Texas Business Court Decision – April 2, 2026
No25-BC01B-049 Dallas Sports Group, LLC, et al v. DSE Hockey Club, L.P., et al. (First Division, Judge Whitehill) 25-bc01b-0049-dallas-sports-group-v-dse-hockey-club-2026-tex-bus-15.pdf
Contracts. (This is a 92-page opinion. I have attempted to hit the main issues, but I am leaving out of much of Judge Whitehill’s detailed analysis of the claims and the application of Texas law.)
Background. The Dallas Mavericks (“Mavs”) and Dallas Stars (“Stars”) each own 50% of the entities that operate their shared stadium, the American Airlines Center. Their agreements contain “Relocation Event” clauses allowing the one partner to redeem the other’s 50% ownership interest for just $110 if that partner breaches the “Location Commitment” in the agreements – a promise to keep the team’s principal offices in Dallas. The Mavs and Stars are at an impasse over modernizing the AA Center and the length of possible Stars’ lease extension. In October 2024, the Mavs sent the Stars a redemption letter and tendered $110, claiming the Stars had been in breach of the agreements’ Location Commitment since 2003, when they moved their offices and practice facility to Frisco, Texas. The Stars rejected the redemption and tender, and this suit followed; the Stars counterclaimed, accusing the Mavs of a hostile takeover.
In a nutshell: The matter comes before the court on seven motions for summary judgment, five filed by the Stars. “Despite extensive briefing and arguments, this case distills to this pivotal issue: whether the parties’ ‘Location Commitments’ require that the ‘Teams’ principal, public-facing presence be in Dallas, Texas?”
“After apply the applicable law and contract construction rules to the undisputed facts, the court concludes as a matter of law that the Location Commitments have only one reasonable meaning: ‘Owners’ are required to designate and maintain in Dallas the principal corporate and executive offices of their respective ‘Team,’ rather than the ‘Owner’s’ own such offices. Further, the evidence conclusively established that at all relevant times the Mavericks have complied with this requirement – while the Stars have not.” The Stars’ motions for summary judgment are denied, while the Mavs’ motions are granted. The Mavs successfully redeemed the Stars’ interests in both management entities on October 25, 2024, and the three Stars-appointed board members of the Center GP (the partnership’s general partner) were terminated that date. The Mavs are the sole owners of both management entities. A tortious interference claims survives, and is set for trial on May 11, 2026
Held: (1) Could the Mavs redeem unilaterally? Yes. The court rejects the Stars’ argument that only the partnership entities could trigger a redemption, not an individual partner, reasoning that the agreements expressly give the “Remaining Partner” the right to cause a redemption, and requiring a formal vote would be futile given the 50/50 deadlock; the law does not require futile acts.

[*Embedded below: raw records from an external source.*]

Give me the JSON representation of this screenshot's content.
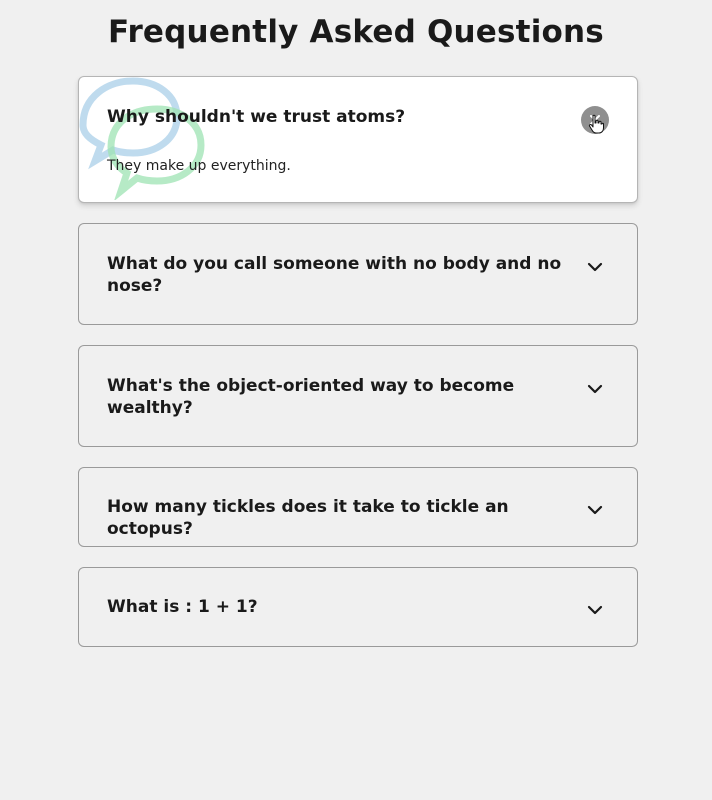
{
  "page": {
    "title": "Frequently Asked Questions"
  },
  "faq": [
    {
      "question": "Why shouldn't we trust atoms?",
      "answer": "They make up everything.",
      "expanded": true
    },
    {
      "question": "What do you call someone with no body and no nose?",
      "answer": "",
      "expanded": false
    },
    {
      "question": "What's the object-oriented way to become wealthy?",
      "answer": "",
      "expanded": false
    },
    {
      "question": "How many tickles does it take to tickle an octopus?",
      "answer": "",
      "expanded": false
    },
    {
      "question": "What is : 1 + 1?",
      "answer": "",
      "expanded": false
    }
  ],
  "icons": {
    "collapse": "close-icon",
    "expand": "chevron-down-icon",
    "decoration": "chat-bubbles-icon"
  },
  "colors": {
    "background": "#f0f0f0",
    "active_card": "#ffffff",
    "toggle_active": "#8f8f8f",
    "bubble_blue": "#a9cfe8",
    "bubble_green": "#9ee3b3"
  }
}
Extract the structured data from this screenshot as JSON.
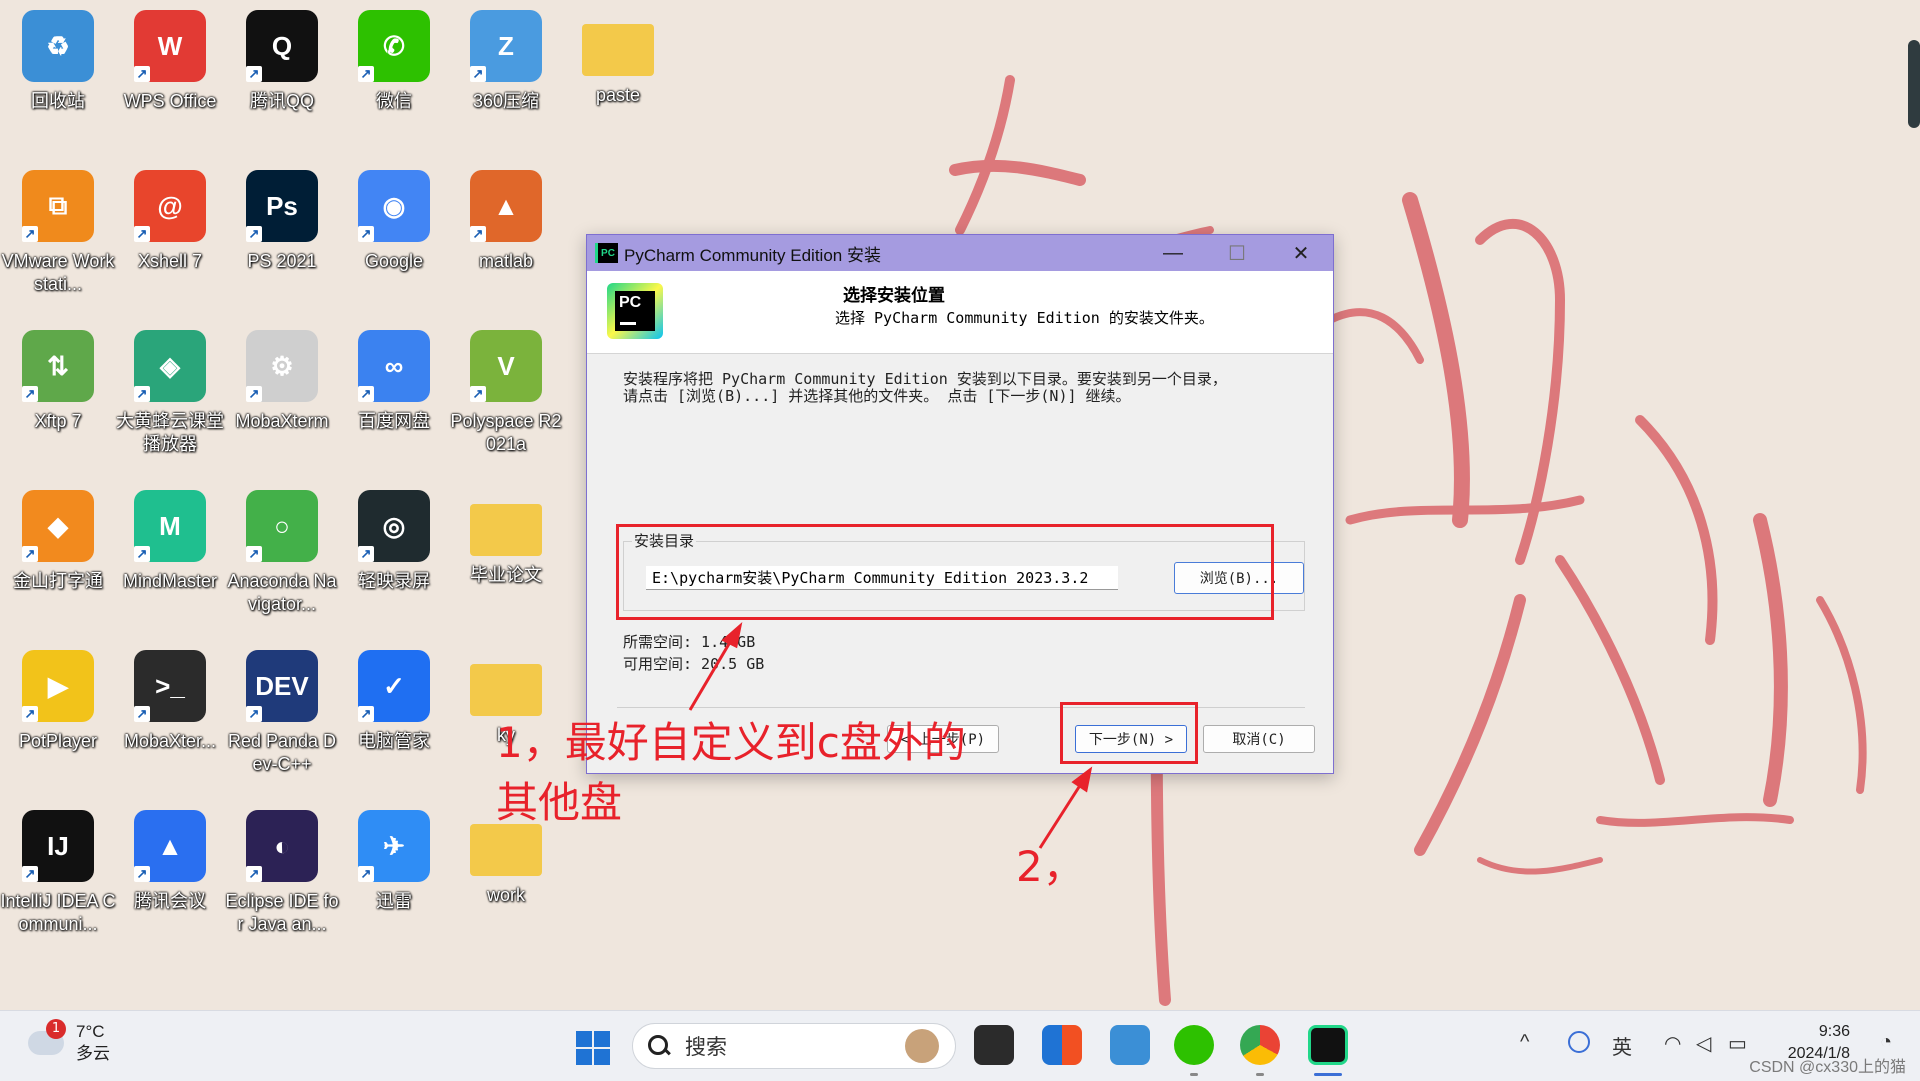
{
  "desktop": {
    "icons": [
      {
        "label": "回收站",
        "color": "#3b8fd6",
        "glyph": "♻"
      },
      {
        "label": "WPS Office",
        "color": "#e23a34",
        "glyph": "W"
      },
      {
        "label": "腾讯QQ",
        "color": "#111111",
        "glyph": "Q"
      },
      {
        "label": "微信",
        "color": "#2dc100",
        "glyph": "✆"
      },
      {
        "label": "360压缩",
        "color": "#4a9be0",
        "glyph": "Z"
      },
      {
        "label": "paste",
        "color": "#f3c94a",
        "glyph": ""
      },
      {
        "label": "VMware Workstati...",
        "color": "#f08a1c",
        "glyph": "⧉"
      },
      {
        "label": "Xshell 7",
        "color": "#e8452c",
        "glyph": "@"
      },
      {
        "label": "PS 2021",
        "color": "#001e36",
        "glyph": "Ps"
      },
      {
        "label": "Google",
        "color": "#4285f4",
        "glyph": "◉"
      },
      {
        "label": "matlab",
        "color": "#e0672a",
        "glyph": "▲"
      },
      {
        "label": "Xftp 7",
        "color": "#5fa84a",
        "glyph": "⇅"
      },
      {
        "label": "大黄蜂云课堂播放器",
        "color": "#2aa57a",
        "glyph": "◈"
      },
      {
        "label": "MobaXterm",
        "color": "#cfcfcf",
        "glyph": "⚙"
      },
      {
        "label": "百度网盘",
        "color": "#3b82f0",
        "glyph": "∞"
      },
      {
        "label": "Polyspace R2021a",
        "color": "#7bb33c",
        "glyph": "V"
      },
      {
        "label": "金山打字通",
        "color": "#f28a1e",
        "glyph": "◆"
      },
      {
        "label": "MindMaster",
        "color": "#1fbf8f",
        "glyph": "M"
      },
      {
        "label": "Anaconda Navigator...",
        "color": "#43b049",
        "glyph": "○"
      },
      {
        "label": "轻映录屏",
        "color": "#1f2b2f",
        "glyph": "◎"
      },
      {
        "label": "毕业论文",
        "color": "#f3c94a",
        "glyph": ""
      },
      {
        "label": "PotPlayer",
        "color": "#f2c31a",
        "glyph": "▶"
      },
      {
        "label": "MobaXter...",
        "color": "#2b2b2b",
        "glyph": ">_"
      },
      {
        "label": "Red Panda Dev-C++",
        "color": "#1f3a7a",
        "glyph": "DEV"
      },
      {
        "label": "电脑管家",
        "color": "#1f6ff2",
        "glyph": "✓"
      },
      {
        "label": "ky",
        "color": "#f3c94a",
        "glyph": ""
      },
      {
        "label": "IntelliJ IDEA Communi...",
        "color": "#111111",
        "glyph": "IJ"
      },
      {
        "label": "腾讯会议",
        "color": "#2a6ff0",
        "glyph": "▲"
      },
      {
        "label": "Eclipse IDE for Java an...",
        "color": "#2c2255",
        "glyph": "◐"
      },
      {
        "label": "迅雷",
        "color": "#2f8df5",
        "glyph": "✈"
      },
      {
        "label": "work",
        "color": "#f3c94a",
        "glyph": ""
      }
    ]
  },
  "dialog": {
    "window_title": "PyCharm Community Edition 安装",
    "app_icon_text": "PC",
    "minimize": "—",
    "maximize": "☐",
    "close": "✕",
    "header_title": "选择安装位置",
    "header_subtitle": "选择 PyCharm Community Edition 的安装文件夹。",
    "description_line1": "安装程序将把 PyCharm Community Edition 安装到以下目录。要安装到另一个目录，",
    "description_line2": "请点击 [浏览(B)...] 并选择其他的文件夹。 点击 [下一步(N)] 继续。",
    "group_label": "安装目录",
    "install_dir": "E:\\pycharm安装\\PyCharm Community Edition 2023.3.2",
    "browse_label": "浏览(B)...",
    "space_required": "所需空间: 1.4 GB",
    "space_available": "可用空间: 20.5 GB",
    "back_label": "< 上一步(P)",
    "next_label": "下一步(N) >",
    "cancel_label": "取消(C)"
  },
  "annotations": {
    "note1_line1": "1，最好自定义到c盘外的",
    "note1_line2": "其他盘",
    "note2": "2，",
    "color": "#e8222b"
  },
  "taskbar": {
    "weather_badge": "1",
    "temperature": "7°C",
    "weather": "多云",
    "search_placeholder": "搜索",
    "tray_chevron": "^",
    "ime": "英",
    "time": "9:36",
    "date": "2024/1/8",
    "watermark": "CSDN @cx330上的猫"
  }
}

(2) Did the Mavs’ own Las Vegas office filings disqualify them? No. The Stars pointed to a number of government filings the Mavs had made listing Las Vegas addresses for certain Mav corporate affiliates, arguing the Mavs had themselves triggered a Relocation Event. The court says no, citing the agreements’ use of two terms – Teams and Owners – each meaning something different. The Location Commitment requires the Team’s principal offices to be in Dallas, meaning the players, coaches, trainers, and administrative staff, and not the Owner’s corporate entities. The Mav’s general counsel submitted a declaration that the Team’s offices have always been in Dallas.
(3) Was the Mavs’ claim time-barred? No. The limitations period ran from November 2024, when the Stars rejected the redemption letter, and not from 2003 when they moved operations to Frisco.
(4) Application of the doctrine of original impossibility? No. The Stars argued that it was also impossible for them to comply with the Dallas office requirement. The court rejected this argument because the Stars knew of the alleged impossibility at the time they signed the partnership agreements, and they offered no evidence as to why they couldn’t have move to Dallas.
(5) Did the Mavs waive their rights by waiting more than 20 years? No, for two reasons: (a) the agreements contain explicit nonwaiver clauses providing that failing to enforce a right did not constitute a waiver; the Mavs could contractually wait as long as they chose to assert the claim; and (b) the Mavs’ own Las Vegas filings and years of consenting to financial transactions as “affirmative conduct” inconsistent with the exercise of redemption rights did not not unequivocally manifest an intent to waive.
(6) Application of the defense of laches? No. The court dismisses this defense because the Stars failed to raise in response to the Mavs’ declaratory judgment motion and because the Stars produced no evidence that they changed their position or took any action to their detriment in reliance on the Mavs’ delay – an essential element of the defense under Texas law.